And now there was the telephone bell ringing, and she would have to put everything down and keep the taxi waiting and-Her pale eyes looked distressfully out of her round pale face.
“Oh dear!” she said.
She took up the receiver, and heard Lee Fenton say,
“Is that you, Cousin Lucy?”
But it couldn’t be Lee, because Lee must be on her way to South America by now. Quite against everyone’s advice, but then young people never took advice.
She said in a small distracted voice, “Oh dear-who are you? I can’t stay-I’m just starting.”
Lee Fenton, in the station call-box, giggled and frowned. No need to ask if it was Cousin Lucy at the other end of the line. And what a fuss she was in. Anyhow thank goodness she hadn’t started. She said firmly,
“Cousin Lucy, it’s Lee. Please don’t start till I’ve told you what I want.”
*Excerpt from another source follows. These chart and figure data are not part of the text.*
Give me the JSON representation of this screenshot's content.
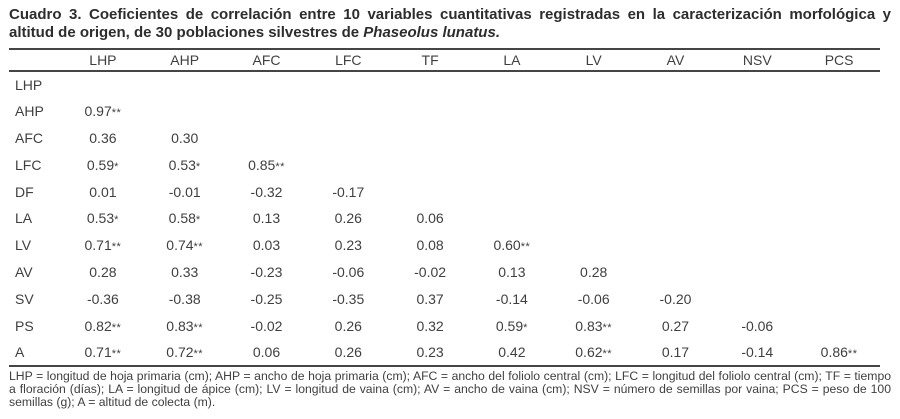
{
  "title": {
    "text": "Cuadro 3. Coeficientes de correlación entre 10 variables cuantitativas registradas en la caracterización morfológica y altitud de origen, de 30 poblaciones silvestres de ",
    "species": "Phaseolus lunatus."
  },
  "table": {
    "column_headers": [
      "LHP",
      "AHP",
      "AFC",
      "LFC",
      "TF",
      "LA",
      "LV",
      "AV",
      "NSV",
      "PCS"
    ],
    "rows": [
      {
        "label": "LHP",
        "values": []
      },
      {
        "label": "AHP",
        "values": [
          "0.97**"
        ]
      },
      {
        "label": "AFC",
        "values": [
          "0.36",
          "0.30"
        ]
      },
      {
        "label": "LFC",
        "values": [
          "0.59*",
          "0.53*",
          "0.85**"
        ]
      },
      {
        "label": "DF",
        "values": [
          "0.01",
          "-0.01",
          "-0.32",
          "-0.17"
        ]
      },
      {
        "label": "LA",
        "values": [
          "0.53*",
          "0.58*",
          "0.13",
          "0.26",
          "0.06"
        ]
      },
      {
        "label": "LV",
        "values": [
          "0.71**",
          "0.74**",
          "0.03",
          "0.23",
          "0.08",
          "0.60**"
        ]
      },
      {
        "label": "AV",
        "values": [
          "0.28",
          "0.33",
          "-0.23",
          "-0.06",
          "-0.02",
          "0.13",
          "0.28"
        ]
      },
      {
        "label": "SV",
        "values": [
          "-0.36",
          "-0.38",
          "-0.25",
          "-0.35",
          "0.37",
          "-0.14",
          "-0.06",
          "-0.20"
        ]
      },
      {
        "label": "PS",
        "values": [
          "0.82**",
          "0.83**",
          "-0.02",
          "0.26",
          "0.32",
          "0.59*",
          "0.83**",
          "0.27",
          "-0.06"
        ]
      },
      {
        "label": "A",
        "values": [
          "0.71**",
          "0.72**",
          "0.06",
          "0.26",
          "0.23",
          "0.42",
          "0.62**",
          "0.17",
          "-0.14",
          "0.86**"
        ]
      }
    ]
  },
  "footnote": {
    "text": "LHP = longitud de hoja primaria (cm); AHP = ancho de hoja primaria (cm); AFC = ancho del foliolo central (cm); LFC = longitud del foliolo central (cm); TF = tiempo a floración (días); LA = longitud de ápice (cm); LV = longitud de vaina (cm); AV = ancho de vaina (cm); NSV = número de semillas por vaina; PCS = peso de 100 semillas (g); A = altitud de colecta (m)."
  },
  "colors": {
    "title": "#2d2d2d",
    "text": "#3f3f3f",
    "rule": "#454545",
    "bg": "#ffffff"
  }
}
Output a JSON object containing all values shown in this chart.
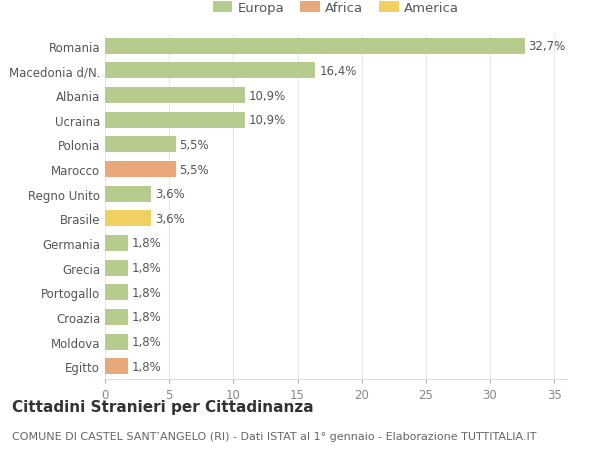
{
  "categories": [
    "Romania",
    "Macedonia d/N.",
    "Albania",
    "Ucraina",
    "Polonia",
    "Marocco",
    "Regno Unito",
    "Brasile",
    "Germania",
    "Grecia",
    "Portogallo",
    "Croazia",
    "Moldova",
    "Egitto"
  ],
  "values": [
    32.7,
    16.4,
    10.9,
    10.9,
    5.5,
    5.5,
    3.6,
    3.6,
    1.8,
    1.8,
    1.8,
    1.8,
    1.8,
    1.8
  ],
  "labels": [
    "32,7%",
    "16,4%",
    "10,9%",
    "10,9%",
    "5,5%",
    "5,5%",
    "3,6%",
    "3,6%",
    "1,8%",
    "1,8%",
    "1,8%",
    "1,8%",
    "1,8%",
    "1,8%"
  ],
  "continents": [
    "Europa",
    "Europa",
    "Europa",
    "Europa",
    "Europa",
    "Africa",
    "Europa",
    "America",
    "Europa",
    "Europa",
    "Europa",
    "Europa",
    "Europa",
    "Africa"
  ],
  "colors": {
    "Europa": "#b5cc8e",
    "Africa": "#e8a87c",
    "America": "#f0d060"
  },
  "title": "Cittadini Stranieri per Cittadinanza",
  "subtitle": "COMUNE DI CASTEL SANT’ANGELO (RI) - Dati ISTAT al 1° gennaio - Elaborazione TUTTITALIA.IT",
  "xlim": [
    0,
    36
  ],
  "xticks": [
    0,
    5,
    10,
    15,
    20,
    25,
    30,
    35
  ],
  "bg_color": "#ffffff",
  "grid_color": "#e8e8e8",
  "bar_height": 0.65,
  "title_fontsize": 11,
  "subtitle_fontsize": 8,
  "label_fontsize": 8.5,
  "tick_fontsize": 8.5,
  "legend_fontsize": 9.5
}
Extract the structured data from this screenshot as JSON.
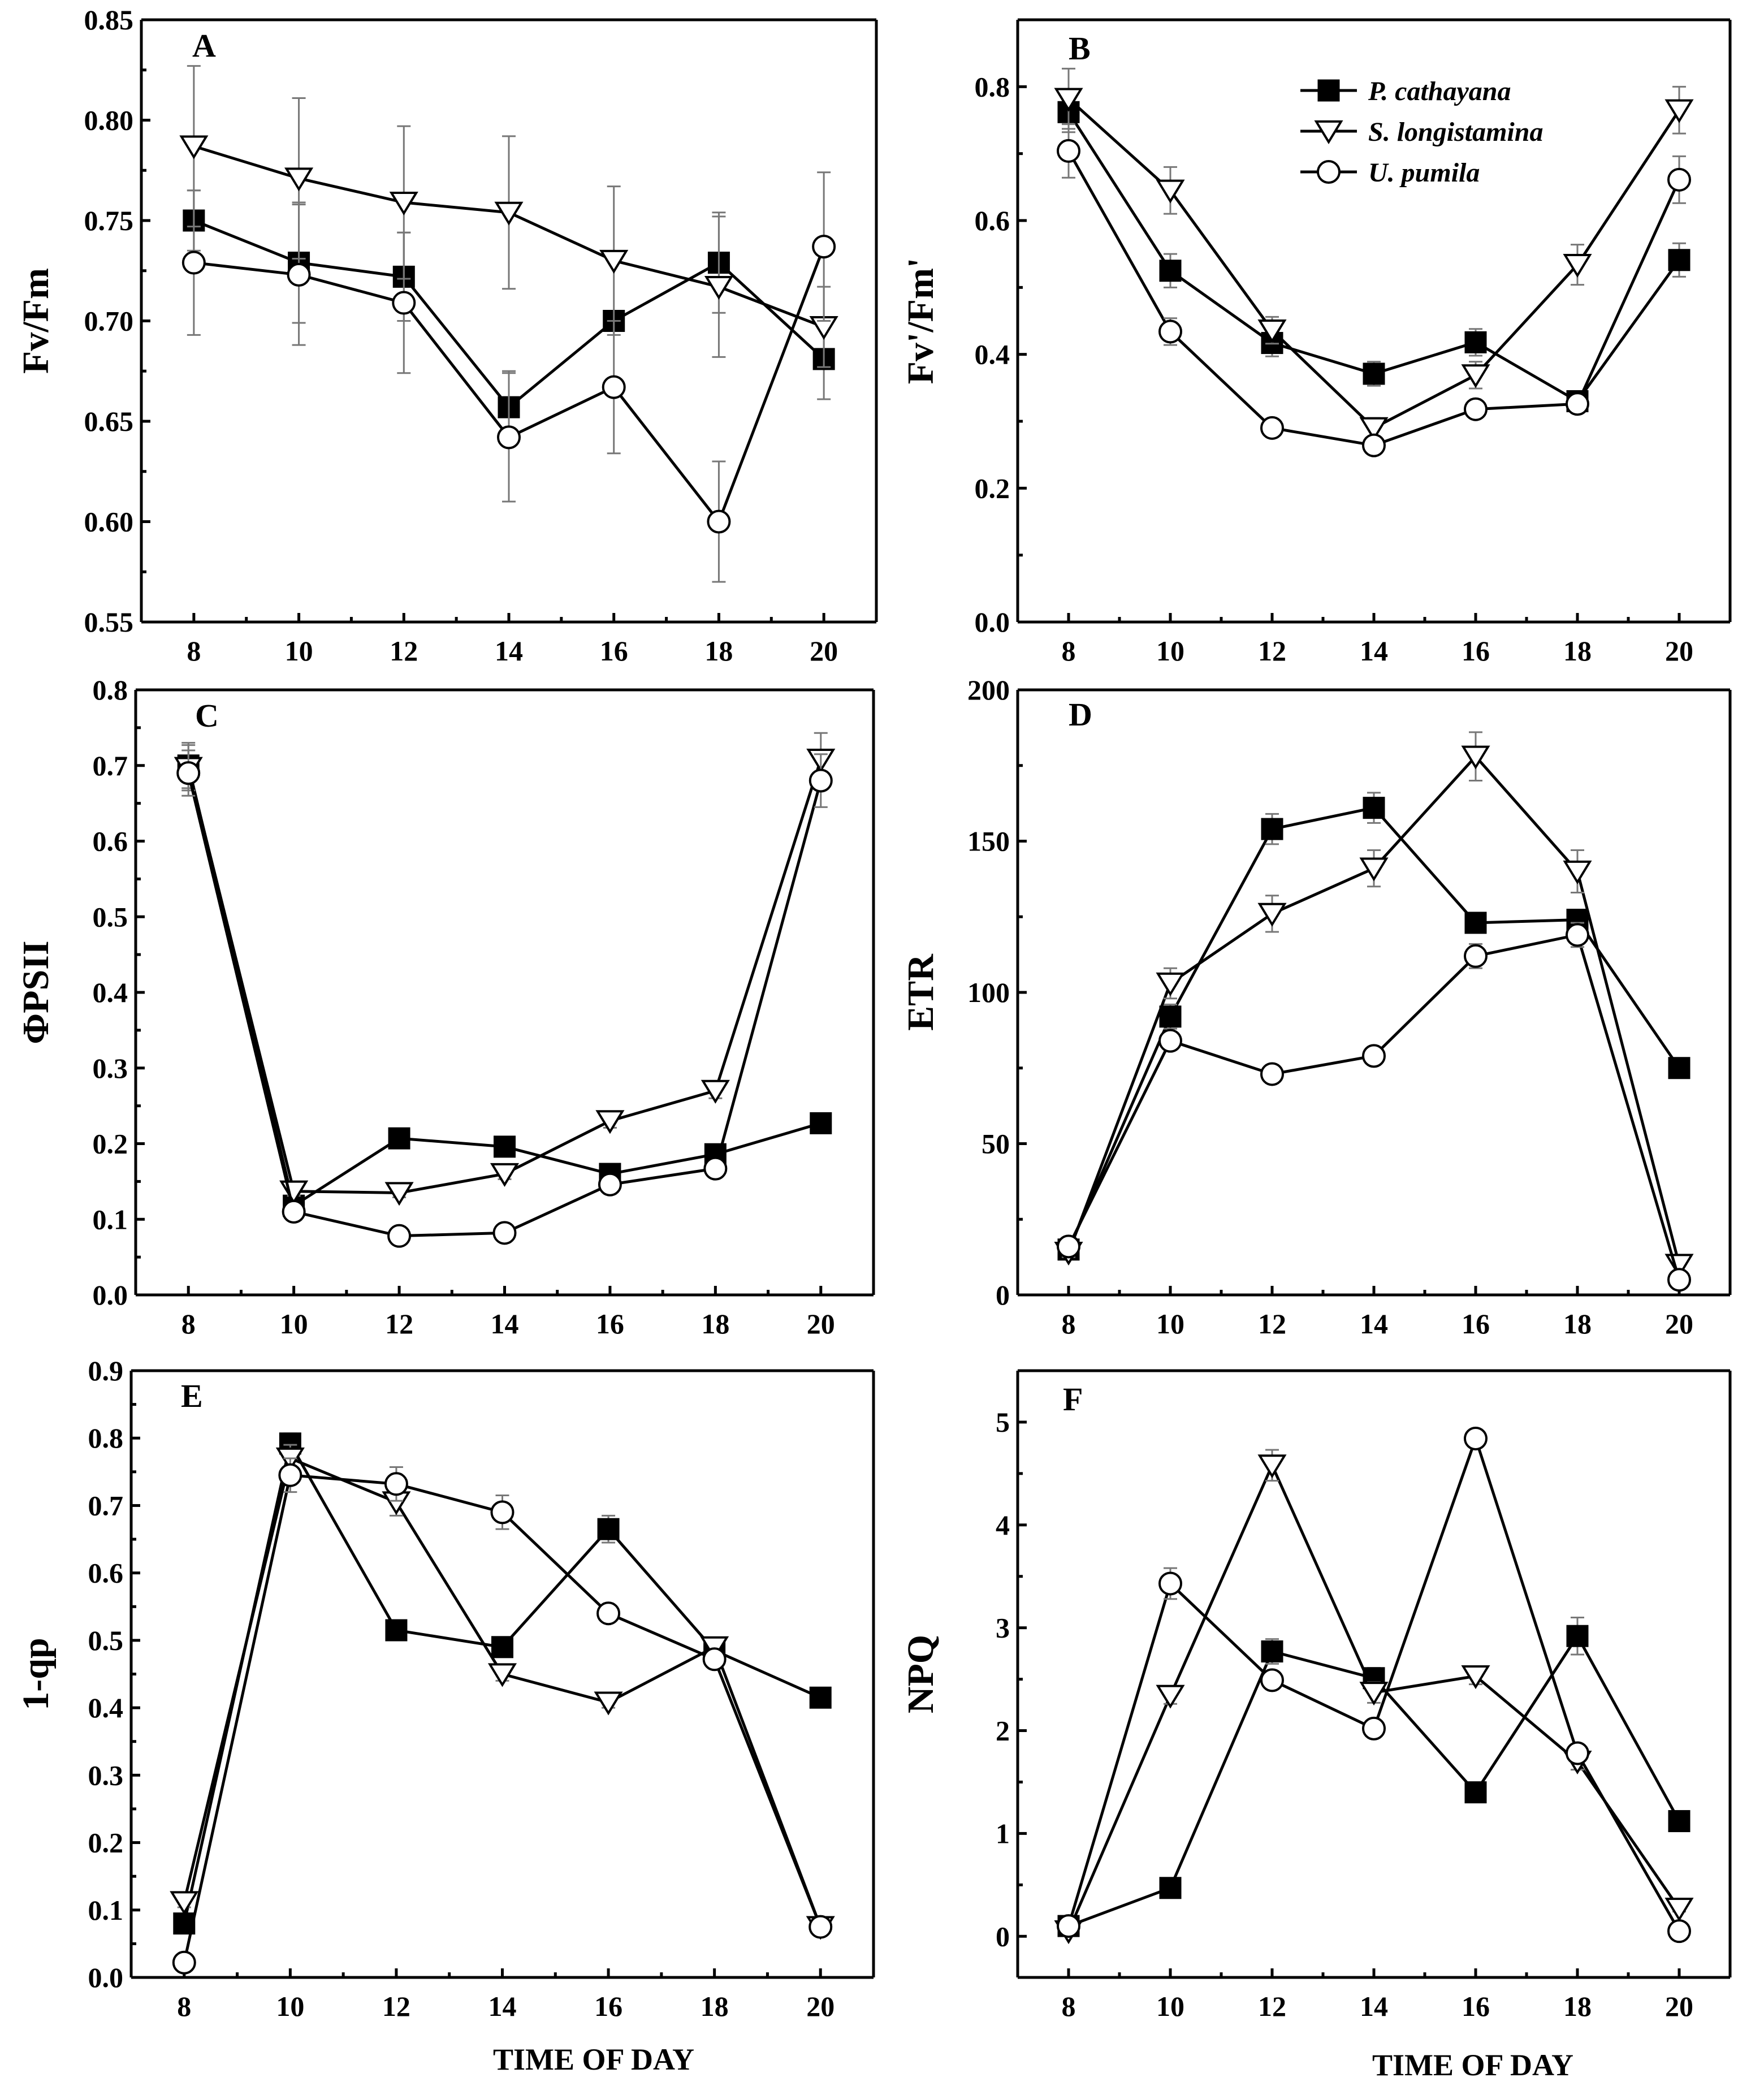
{
  "figure": {
    "legend": [
      {
        "name": "P. cathayana",
        "marker": "filled-square"
      },
      {
        "name": "S. longistamina",
        "marker": "open-triangle-down"
      },
      {
        "name": "U. pumila",
        "marker": "open-circle"
      }
    ],
    "colors": {
      "line": "#000000",
      "error_bar": "#777777",
      "background": "#ffffff"
    }
  },
  "chart_data": [
    {
      "type": "line",
      "panel": "A",
      "xlabel": "",
      "ylabel": "Fv/Fm",
      "x": [
        8,
        10,
        12,
        14,
        16,
        18,
        20
      ],
      "xlim": [
        7,
        21
      ],
      "ylim": [
        0.55,
        0.85
      ],
      "yticks": [
        "0.55",
        "0.60",
        "0.65",
        "0.70",
        "0.75",
        "0.80",
        "0.85"
      ],
      "series": [
        {
          "name": "P. cathayana",
          "marker": "square",
          "values": [
            0.75,
            0.729,
            0.722,
            0.657,
            0.7,
            0.729,
            0.681
          ],
          "err": [
            0.015,
            0.03,
            0.022,
            0.018,
            0.005,
            0.025,
            0.02
          ]
        },
        {
          "name": "S. longistamina",
          "marker": "triangle",
          "values": [
            0.787,
            0.771,
            0.759,
            0.754,
            0.73,
            0.717,
            0.697
          ],
          "err": [
            0.04,
            0.04,
            0.038,
            0.038,
            0.037,
            0.035,
            0.02
          ]
        },
        {
          "name": "U. pumila",
          "marker": "circle",
          "values": [
            0.729,
            0.723,
            0.709,
            0.642,
            0.667,
            0.6,
            0.737
          ],
          "err": [
            0.036,
            0.035,
            0.035,
            0.032,
            0.033,
            0.03,
            0.037
          ]
        }
      ]
    },
    {
      "type": "line",
      "panel": "B",
      "xlabel": "",
      "ylabel": "Fv'/Fm'",
      "x": [
        8,
        10,
        12,
        14,
        16,
        18,
        20
      ],
      "xlim": [
        7,
        21
      ],
      "ylim": [
        0.0,
        0.9
      ],
      "yticks": [
        "0.0",
        "0.2",
        "0.4",
        "0.6",
        "0.8"
      ],
      "legend_position": "top-right",
      "series": [
        {
          "name": "P. cathayana",
          "marker": "square",
          "values": [
            0.762,
            0.525,
            0.417,
            0.371,
            0.418,
            0.33,
            0.541
          ],
          "err": [
            0.03,
            0.025,
            0.02,
            0.018,
            0.02,
            0.015,
            0.025
          ]
        },
        {
          "name": "S. longistamina",
          "marker": "triangle",
          "values": [
            0.782,
            0.645,
            0.436,
            0.29,
            0.369,
            0.534,
            0.765
          ],
          "err": [
            0.045,
            0.035,
            0.02,
            0.015,
            0.02,
            0.03,
            0.035
          ]
        },
        {
          "name": "U. pumila",
          "marker": "circle",
          "values": [
            0.704,
            0.434,
            0.29,
            0.264,
            0.318,
            0.326,
            0.661
          ],
          "err": [
            0.04,
            0.02,
            0.01,
            0.012,
            0.012,
            0.012,
            0.035
          ]
        }
      ]
    },
    {
      "type": "line",
      "panel": "C",
      "xlabel": "",
      "ylabel": "ΦPSII",
      "x": [
        8,
        10,
        12,
        14,
        16,
        18,
        20
      ],
      "xlim": [
        7,
        21
      ],
      "ylim": [
        0.0,
        0.8
      ],
      "yticks": [
        "0.0",
        "0.1",
        "0.2",
        "0.3",
        "0.4",
        "0.5",
        "0.6",
        "0.7",
        "0.8"
      ],
      "series": [
        {
          "name": "P. cathayana",
          "marker": "square",
          "values": [
            0.7,
            0.118,
            0.207,
            0.196,
            0.16,
            0.186,
            0.227
          ],
          "err": [
            0.03,
            0.006,
            0.008,
            0.008,
            0.007,
            0.008,
            0.008
          ]
        },
        {
          "name": "S. longistamina",
          "marker": "triangle",
          "values": [
            0.697,
            0.137,
            0.135,
            0.16,
            0.23,
            0.27,
            0.708
          ],
          "err": [
            0.03,
            0.006,
            0.006,
            0.007,
            0.009,
            0.01,
            0.035
          ]
        },
        {
          "name": "U. pumila",
          "marker": "circle",
          "values": [
            0.69,
            0.11,
            0.078,
            0.082,
            0.146,
            0.167,
            0.68
          ],
          "err": [
            0.03,
            0.008,
            0.006,
            0.006,
            0.007,
            0.008,
            0.035
          ]
        }
      ]
    },
    {
      "type": "line",
      "panel": "D",
      "xlabel": "",
      "ylabel": "ETR",
      "x": [
        8,
        10,
        12,
        14,
        16,
        18,
        20
      ],
      "xlim": [
        7,
        21
      ],
      "ylim": [
        0,
        200
      ],
      "yticks": [
        "0",
        "50",
        "100",
        "150",
        "200"
      ],
      "series": [
        {
          "name": "P. cathayana",
          "marker": "square",
          "values": [
            15,
            92,
            154,
            161,
            123,
            124,
            75
          ],
          "err": [
            1.5,
            4,
            5,
            5,
            3,
            3,
            2
          ]
        },
        {
          "name": "S. longistamina",
          "marker": "triangle",
          "values": [
            14,
            103,
            126,
            141,
            178,
            140,
            10
          ],
          "err": [
            1.5,
            5,
            6,
            6,
            8,
            7,
            2
          ]
        },
        {
          "name": "U. pumila",
          "marker": "circle",
          "values": [
            16,
            84,
            73,
            79,
            112,
            119,
            5
          ],
          "err": [
            1.5,
            3,
            3,
            3,
            4,
            4,
            1.5
          ]
        }
      ]
    },
    {
      "type": "line",
      "panel": "E",
      "xlabel": "TIME OF DAY",
      "ylabel": "1-qp",
      "x": [
        8,
        10,
        12,
        14,
        16,
        18,
        20
      ],
      "xlim": [
        7,
        21
      ],
      "ylim": [
        0.0,
        0.9
      ],
      "yticks": [
        "0.0",
        "0.1",
        "0.2",
        "0.3",
        "0.4",
        "0.5",
        "0.6",
        "0.7",
        "0.8",
        "0.9"
      ],
      "series": [
        {
          "name": "P. cathayana",
          "marker": "square",
          "values": [
            0.08,
            0.792,
            0.515,
            0.49,
            0.665,
            0.485,
            0.415
          ],
          "err": [
            0.008,
            0.015,
            0.01,
            0.01,
            0.02,
            0.01,
            0.008
          ]
        },
        {
          "name": "S. longistamina",
          "marker": "triangle",
          "values": [
            0.112,
            0.77,
            0.705,
            0.45,
            0.408,
            0.49,
            0.075
          ],
          "err": [
            0.008,
            0.02,
            0.02,
            0.01,
            0.008,
            0.01,
            0.006
          ]
        },
        {
          "name": "U. pumila",
          "marker": "circle",
          "values": [
            0.022,
            0.745,
            0.732,
            0.69,
            0.54,
            0.472,
            0.075
          ],
          "err": [
            0.005,
            0.025,
            0.025,
            0.025,
            0.01,
            0.01,
            0.006
          ]
        }
      ]
    },
    {
      "type": "line",
      "panel": "F",
      "xlabel": "TIME OF DAY",
      "ylabel": "NPQ",
      "x": [
        8,
        10,
        12,
        14,
        16,
        18,
        20
      ],
      "xlim": [
        7,
        21
      ],
      "ylim": [
        -0.4,
        5.5
      ],
      "yticks": [
        "0",
        "1",
        "2",
        "3",
        "4",
        "5"
      ],
      "series": [
        {
          "name": "P. cathayana",
          "marker": "square",
          "values": [
            0.1,
            0.47,
            2.77,
            2.51,
            1.4,
            2.92,
            1.12
          ],
          "err": [
            0.02,
            0.03,
            0.12,
            0.1,
            0.05,
            0.18,
            0.05
          ]
        },
        {
          "name": "S. longistamina",
          "marker": "triangle",
          "values": [
            0.05,
            2.34,
            4.58,
            2.37,
            2.53,
            1.7,
            0.27
          ],
          "err": [
            0.02,
            0.08,
            0.15,
            0.1,
            0.08,
            0.08,
            0.03
          ]
        },
        {
          "name": "U. pumila",
          "marker": "circle",
          "values": [
            0.1,
            3.43,
            2.49,
            2.02,
            4.84,
            1.78,
            0.05
          ],
          "err": [
            0.02,
            0.15,
            0.08,
            0.08,
            0.06,
            0.08,
            0.02
          ]
        }
      ]
    }
  ]
}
Miss Lucy Craddock looked anxiously over her shoulder. The telephone was in the hall of the flat, a wall fixture, and if the kitchen door was open behind her she ought to be able to see the kitchen clock, and then she would know how much time she had to spare. But of course it wasn’t open. She had shut all the doors herself, the kitchen door and the bathroom door behind her, and the bedroom door and the sitting-room door on her left. Only the front door stood open, just as Rush had left it when he carried down her trunk, and her hat-box, and the big suitcase which had poor Mary’s initials on it but she hoped that wouldn’t matter because there was an extra large label with her own name in full-Lucy Craddock.